What is the Bananas Smoothies Frozen Yogurt franchisee's responsibility regarding expenditures necessitated by changes or modifications to standards of operation?
Bananas_Smoothies_Frozen_Yogurt Franchise · 2025 FDDAnswer from 2025 FDD Document
Franchisee shall operate the Restaurant in conformity with such uniform methods, standards, and specifications as Franchisor may from time to time prescribe in the Confidential Operations & Training Manual or otherwise in writing to insure that the highest degree of quality and service is uniformly maintained. Franchisee recognizes and agrees that Franchisor may from time to time change or modify its standards of operation, including the adoption of new food products and preparations, procedures and programs. Franchisee shall accept and conform to such changes or modifications, and shall make all reasonable expenditures necessitated by the changes or modifications, within the time periods reasonably established by Franchisor.
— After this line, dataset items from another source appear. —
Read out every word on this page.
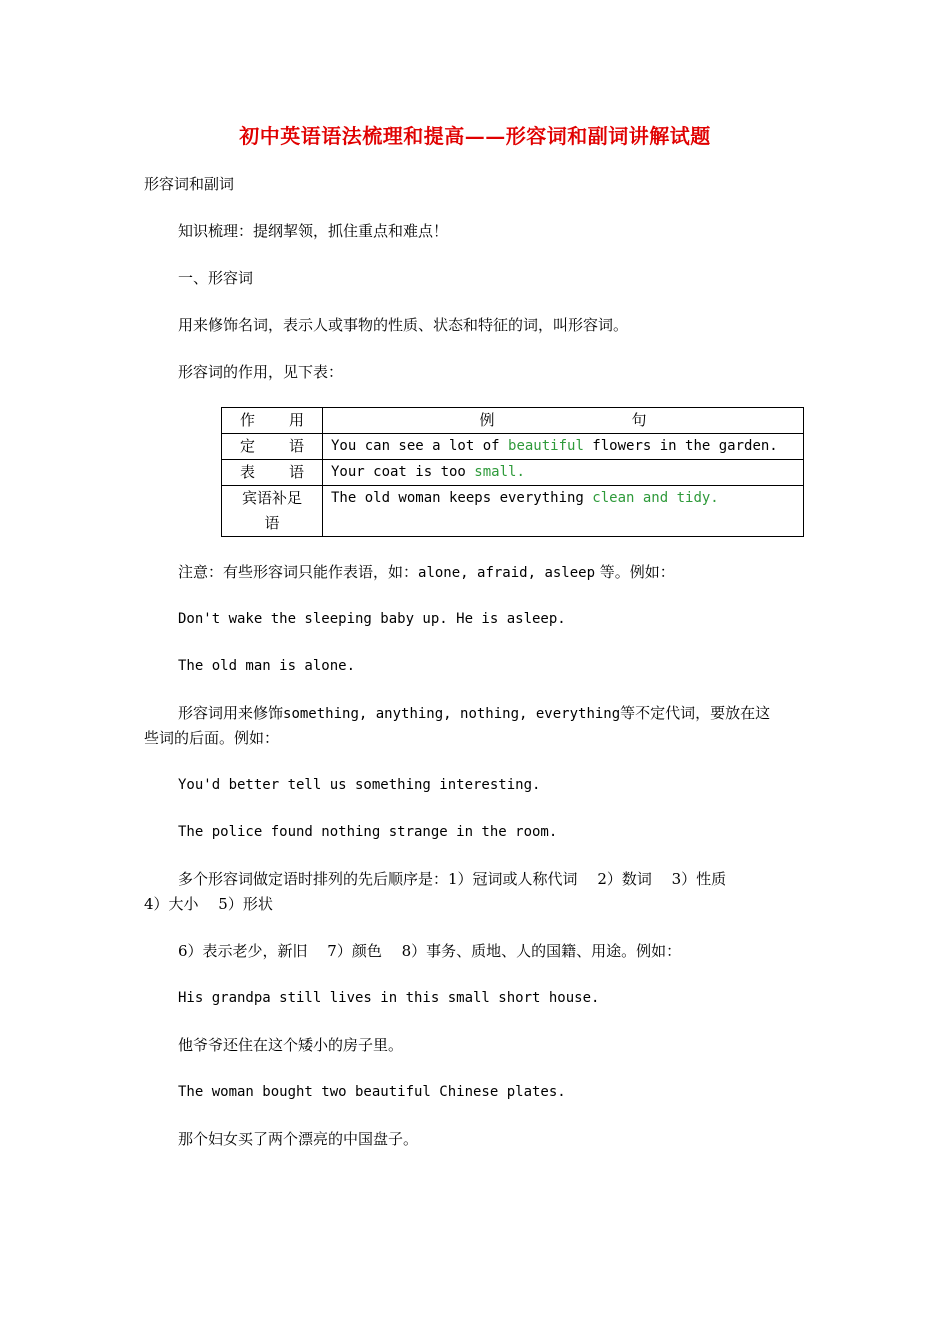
初中英语语法梳理和提高——形容词和副词讲解试题
形容词和副词
知识梳理：提纲挈领，抓住重点和难点！
一、形容词
用来修饰名词，表示人或事物的性质、状态和特征的词，叫形容词。
形容词的作用，见下表：
作 用	例 句

定 语	You can see a lot of beautiful flowers in the garden.

表 语	Your coat is too small.

宾语补足
语	The old woman keeps everything clean and tidy.
注意：有些形容词只能作表语，如：alone, afraid, asleep 等。例如：
Don't wake the sleeping baby up. He is asleep.
The old man is alone.
形容词用来修饰something, anything, nothing, everything等不定代词，要放在这
些词的后面。例如：
You'd better tell us something interesting.
The police found nothing strange in the room.
多个形容词做定语时排列的先后顺序是：1）冠词或人称代词　 2）数词　 3）性质
4）大小　 5）形状
6）表示老少，新旧　 7）颜色　 8）事务、质地、人的国籍、用途。例如：
His grandpa still lives in this small short house.
他爷爷还住在这个矮小的房子里。
The woman bought two beautiful Chinese plates.
那个妇女买了两个漂亮的中国盘子。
Source: Item 23 — RECEIPT (FDD pages 58–231)
What This Means (2025 FDD)
According to the 2025 Bananas Smoothies Frozen Yogurt FDD, franchisees are responsible for making all reasonable expenditures necessitated by changes or modifications to the brand's standards of operation. This includes accepting and conforming to changes or modifications that Bananas Smoothies Frozen Yogurt may implement from time to time. These changes can include the adoption of new food products and preparations, procedures, and programs.
In practice, this means that if Bananas Smoothies Frozen Yogurt introduces a new smoothie flavor, requires new equipment, or mandates a different operational procedure, the franchisee must adapt to these changes. The franchisee is obligated to invest in the necessary resources to meet the updated standards, within a reasonable timeframe set by Bananas Smoothies Frozen Yogurt.
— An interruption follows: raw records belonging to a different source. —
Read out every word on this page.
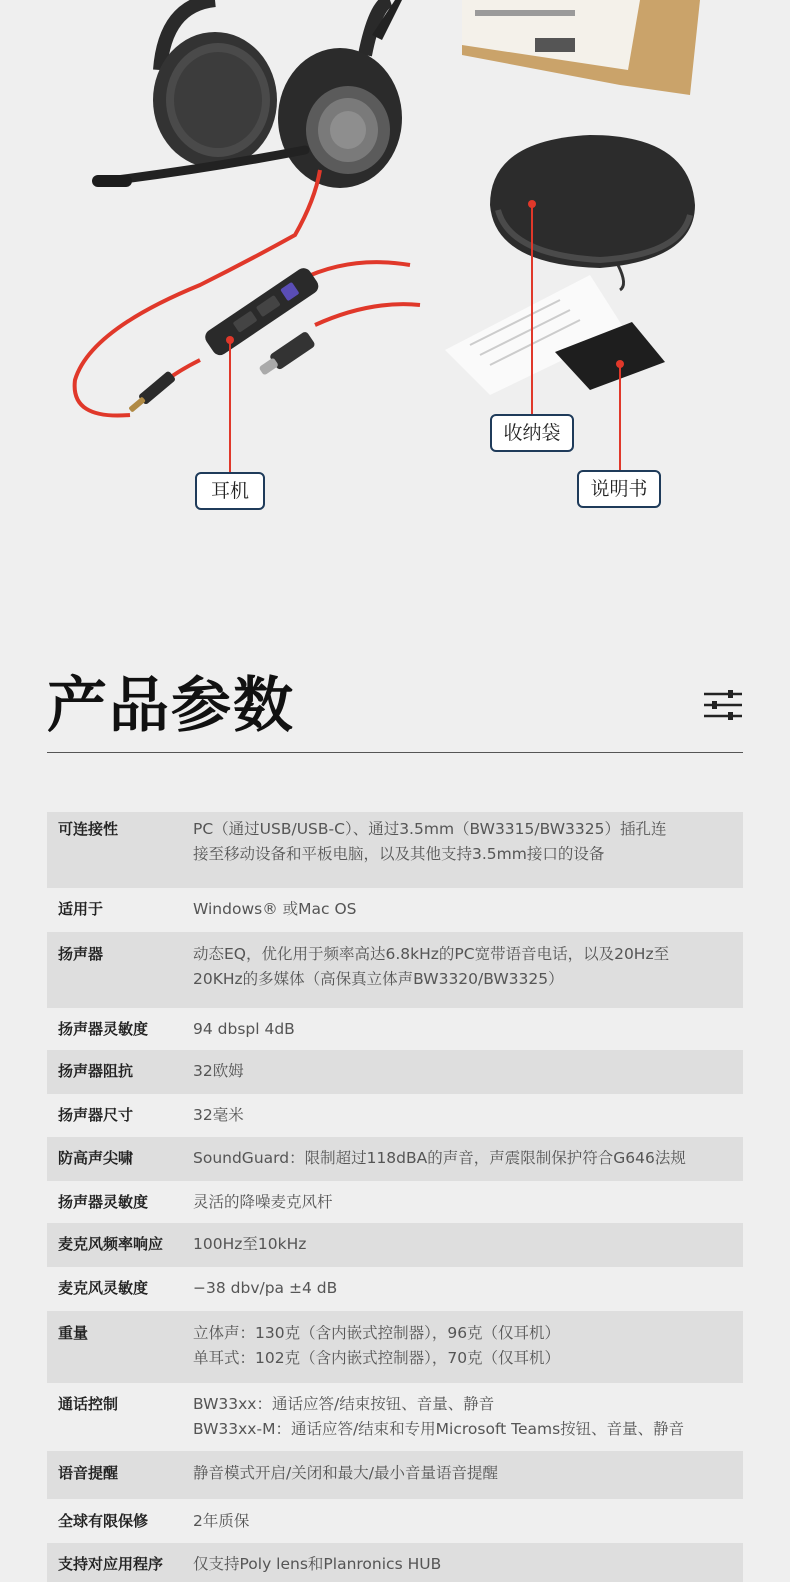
耳机
收纳袋
说明书
产品参数
可连接性	PC（通过USB/USB-C）、通过3.5mm（BW3315/BW3325）插孔连
接至移动设备和平板电脑，以及其他支持3.5mm接口的设备
适用于	Windows® 或Mac OS
扬声器	动态EQ，优化用于频率高达6.8kHz的PC宽带语音电话，以及20Hz至
20KHz的多媒体（高保真立体声BW3320/BW3325）
扬声器灵敏度	94 dbspl 4dB
扬声器阻抗	32欧姆
扬声器尺寸	32毫米
防高声尖啸	SoundGuard：限制超过118dBA的声音，声震限制保护符合G646法规
扬声器灵敏度	灵活的降噪麦克风杆
麦克风频率响应	100Hz至10kHz
麦克风灵敏度	−38 dbv/pa ±4 dB
重量	立体声：130克（含内嵌式控制器），96克（仅耳机）
单耳式：102克（含内嵌式控制器），70克（仅耳机）
通话控制	BW33xx：通话应答/结束按钮、音量、静音
BW33xx-M：通话应答/结束和专用Microsoft Teams按钮、音量、静音
语音提醒	静音模式开启/关闭和最大/最小音量语音提醒
全球有限保修	2年质保
支持对应用程序	仅支持Poly lens和Planronics HUB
This requirement ensures uniformity and quality across all Bananas Smoothies Frozen Yogurt locations, which protects the brand's reputation. However, it also places a financial burden on the franchisee, who must be prepared to cover these potentially unforeseen costs. Prospective franchisees should consider this ongoing investment when evaluating the financial viability of a Bananas Smoothies Frozen Yogurt franchise.